Please help me understand why there is no need to know the flow rate.
If I have a 20,000 gallon pool and can run the pump 20 hours a day (when electricity is cheaper and solar is on). If I assume one turn per day (it is residential with a pool cover and no debris from trees), wouldn't I need 20,000/(20 hours*60 minutes/hour) = 16.7 GPM?
I would have thought that the flow rate is the most important factor, as it determines how much water is filtered per unit time.
I also thought that flow rate would be directly proportional to pump speed (it is a volumetric movement of water).https://www.engineersedge.com/fluid_flow/pump_laws.htm#:~:text=These%20laws%20state%20that%20the,cube%20of%20the%20pump%20speed.
This post was incorrectly moved from "Jandy ePump 2.0 flow rate" to no-flow. The post is not about not having flow, it is about setting the correct flow rate. It looks like the flow rate of the Jandy ePump is the speed of the pump divided by 20 to get gallons per minute. See https://www.jandy.com/-/media/zodia...6228.pdf?rev=3c1a030c0e1049d8970121e08ca6036c - a speed of 600 rpm gives a flow rate of 30 gpm. The relationship between the flow rate and the speed should be linear.

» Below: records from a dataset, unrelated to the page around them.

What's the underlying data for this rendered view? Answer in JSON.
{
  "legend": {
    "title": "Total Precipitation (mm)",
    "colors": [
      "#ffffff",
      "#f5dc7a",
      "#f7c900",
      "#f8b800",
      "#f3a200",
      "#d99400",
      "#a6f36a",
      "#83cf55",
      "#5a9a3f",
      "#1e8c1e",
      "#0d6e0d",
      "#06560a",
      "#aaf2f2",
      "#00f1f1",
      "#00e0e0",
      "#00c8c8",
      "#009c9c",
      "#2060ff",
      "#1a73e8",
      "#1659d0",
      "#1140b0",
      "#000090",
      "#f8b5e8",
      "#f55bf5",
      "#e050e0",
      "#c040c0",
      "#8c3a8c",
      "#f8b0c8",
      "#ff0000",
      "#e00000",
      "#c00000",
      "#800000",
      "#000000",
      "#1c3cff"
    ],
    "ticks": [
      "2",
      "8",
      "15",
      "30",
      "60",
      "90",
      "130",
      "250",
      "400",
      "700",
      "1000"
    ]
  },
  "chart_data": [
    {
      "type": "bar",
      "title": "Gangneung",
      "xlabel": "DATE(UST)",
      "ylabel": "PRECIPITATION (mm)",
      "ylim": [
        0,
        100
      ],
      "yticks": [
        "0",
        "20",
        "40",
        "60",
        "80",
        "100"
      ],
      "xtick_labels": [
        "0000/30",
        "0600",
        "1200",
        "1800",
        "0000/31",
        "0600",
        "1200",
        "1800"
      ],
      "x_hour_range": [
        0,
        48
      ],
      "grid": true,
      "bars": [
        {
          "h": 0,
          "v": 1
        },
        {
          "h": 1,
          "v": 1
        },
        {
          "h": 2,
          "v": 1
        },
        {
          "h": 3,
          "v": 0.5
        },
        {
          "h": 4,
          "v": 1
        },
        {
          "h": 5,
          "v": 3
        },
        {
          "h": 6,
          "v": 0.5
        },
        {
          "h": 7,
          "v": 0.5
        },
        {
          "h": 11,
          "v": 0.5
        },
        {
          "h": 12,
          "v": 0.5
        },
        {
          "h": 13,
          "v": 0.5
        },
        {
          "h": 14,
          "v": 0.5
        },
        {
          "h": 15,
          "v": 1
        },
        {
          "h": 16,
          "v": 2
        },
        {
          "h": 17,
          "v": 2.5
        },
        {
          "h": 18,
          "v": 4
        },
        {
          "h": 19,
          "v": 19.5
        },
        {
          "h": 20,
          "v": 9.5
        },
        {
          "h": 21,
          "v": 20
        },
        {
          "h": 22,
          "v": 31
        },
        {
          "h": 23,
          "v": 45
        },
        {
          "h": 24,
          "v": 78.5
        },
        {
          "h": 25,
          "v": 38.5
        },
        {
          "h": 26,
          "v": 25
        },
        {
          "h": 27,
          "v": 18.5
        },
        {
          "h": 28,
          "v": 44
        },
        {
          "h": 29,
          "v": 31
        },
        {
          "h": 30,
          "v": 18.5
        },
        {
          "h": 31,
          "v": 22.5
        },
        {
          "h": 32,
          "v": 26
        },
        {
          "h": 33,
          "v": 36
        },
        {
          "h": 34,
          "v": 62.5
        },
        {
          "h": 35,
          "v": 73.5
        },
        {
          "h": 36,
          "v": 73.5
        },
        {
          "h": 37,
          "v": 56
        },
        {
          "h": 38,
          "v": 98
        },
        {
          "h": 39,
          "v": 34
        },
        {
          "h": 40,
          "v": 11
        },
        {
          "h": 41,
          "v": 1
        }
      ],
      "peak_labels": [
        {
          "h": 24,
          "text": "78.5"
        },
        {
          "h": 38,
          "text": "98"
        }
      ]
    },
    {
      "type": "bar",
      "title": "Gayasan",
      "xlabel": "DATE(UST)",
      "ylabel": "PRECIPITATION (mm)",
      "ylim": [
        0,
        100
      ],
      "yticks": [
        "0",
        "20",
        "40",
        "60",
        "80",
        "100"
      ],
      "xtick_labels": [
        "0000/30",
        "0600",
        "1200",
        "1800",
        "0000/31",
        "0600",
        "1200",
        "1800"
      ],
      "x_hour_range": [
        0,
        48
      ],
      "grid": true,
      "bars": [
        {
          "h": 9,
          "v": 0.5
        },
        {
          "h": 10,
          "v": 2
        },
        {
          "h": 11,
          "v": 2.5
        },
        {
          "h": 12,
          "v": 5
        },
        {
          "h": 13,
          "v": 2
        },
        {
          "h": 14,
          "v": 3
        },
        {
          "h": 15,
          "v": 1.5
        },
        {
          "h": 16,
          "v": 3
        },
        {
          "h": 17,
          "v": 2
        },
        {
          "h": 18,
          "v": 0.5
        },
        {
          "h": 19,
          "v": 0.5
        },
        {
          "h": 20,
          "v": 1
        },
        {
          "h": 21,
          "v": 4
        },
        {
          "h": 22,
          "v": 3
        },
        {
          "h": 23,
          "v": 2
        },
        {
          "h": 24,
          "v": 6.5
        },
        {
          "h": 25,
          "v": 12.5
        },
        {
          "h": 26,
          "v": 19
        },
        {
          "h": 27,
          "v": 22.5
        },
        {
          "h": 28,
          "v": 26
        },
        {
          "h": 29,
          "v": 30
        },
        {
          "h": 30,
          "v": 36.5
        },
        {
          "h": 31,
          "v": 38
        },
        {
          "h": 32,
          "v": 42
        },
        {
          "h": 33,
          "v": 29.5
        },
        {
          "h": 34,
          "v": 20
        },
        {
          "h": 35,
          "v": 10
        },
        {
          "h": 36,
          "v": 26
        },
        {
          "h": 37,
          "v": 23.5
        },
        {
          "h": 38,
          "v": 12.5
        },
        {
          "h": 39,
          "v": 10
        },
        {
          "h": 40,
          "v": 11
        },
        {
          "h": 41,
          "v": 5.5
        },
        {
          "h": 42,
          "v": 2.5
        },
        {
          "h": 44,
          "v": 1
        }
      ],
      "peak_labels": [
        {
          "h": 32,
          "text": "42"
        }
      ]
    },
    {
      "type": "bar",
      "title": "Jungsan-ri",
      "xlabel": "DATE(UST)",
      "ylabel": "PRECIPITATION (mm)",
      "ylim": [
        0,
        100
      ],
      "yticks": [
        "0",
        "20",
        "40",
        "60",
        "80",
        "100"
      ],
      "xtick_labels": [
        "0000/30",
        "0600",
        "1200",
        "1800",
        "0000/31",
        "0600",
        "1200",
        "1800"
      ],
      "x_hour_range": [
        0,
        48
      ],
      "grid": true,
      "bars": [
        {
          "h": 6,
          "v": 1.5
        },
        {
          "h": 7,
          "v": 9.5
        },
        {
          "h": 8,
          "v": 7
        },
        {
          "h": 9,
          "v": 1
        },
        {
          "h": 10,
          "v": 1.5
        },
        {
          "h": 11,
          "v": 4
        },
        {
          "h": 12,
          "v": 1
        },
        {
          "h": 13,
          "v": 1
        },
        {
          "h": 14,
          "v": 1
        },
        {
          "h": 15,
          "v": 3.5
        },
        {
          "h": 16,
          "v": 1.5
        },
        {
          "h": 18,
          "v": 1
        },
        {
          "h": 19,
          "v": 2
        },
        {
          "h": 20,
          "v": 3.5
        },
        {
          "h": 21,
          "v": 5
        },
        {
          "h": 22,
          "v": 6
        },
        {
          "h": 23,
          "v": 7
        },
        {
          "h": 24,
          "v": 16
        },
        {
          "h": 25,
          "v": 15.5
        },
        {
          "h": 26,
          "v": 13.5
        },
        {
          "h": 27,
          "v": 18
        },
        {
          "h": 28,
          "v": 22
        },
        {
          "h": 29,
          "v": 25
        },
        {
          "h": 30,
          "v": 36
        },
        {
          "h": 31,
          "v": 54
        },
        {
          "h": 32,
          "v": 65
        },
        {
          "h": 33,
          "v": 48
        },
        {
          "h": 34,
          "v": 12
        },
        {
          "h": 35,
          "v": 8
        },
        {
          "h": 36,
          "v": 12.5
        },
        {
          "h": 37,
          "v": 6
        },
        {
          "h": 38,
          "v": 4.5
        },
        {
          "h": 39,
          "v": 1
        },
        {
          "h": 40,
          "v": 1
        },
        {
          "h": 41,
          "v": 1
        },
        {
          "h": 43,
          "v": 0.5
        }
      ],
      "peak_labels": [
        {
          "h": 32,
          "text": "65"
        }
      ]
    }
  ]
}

As a side note: I do not believe that it makes any sense to talk about "Feet of Head" for variable speed pumps. If the pump manages to achieve it's speed, then it will manage to create the flow rate. The pump will just consume more current (therefore power) if the resistance in the tubes and the lift is high. "Feet of Head" was probably a good rule of thumb for fixed speed pumps, but not for variable speed pumps.
 

1poolman1

In The Industry
Jul 14, 2014
2,349
Sacramento
Completely block flow with a valve, a "dead head" condition. Pump will continue to spin and move zero water. Allow a filter to get very dirty, increasing the head on the system, the pump will continue to spin and move less water for the same rpm. Real-world experience. Regardless the speed of the impeller, "head" will always affect flow.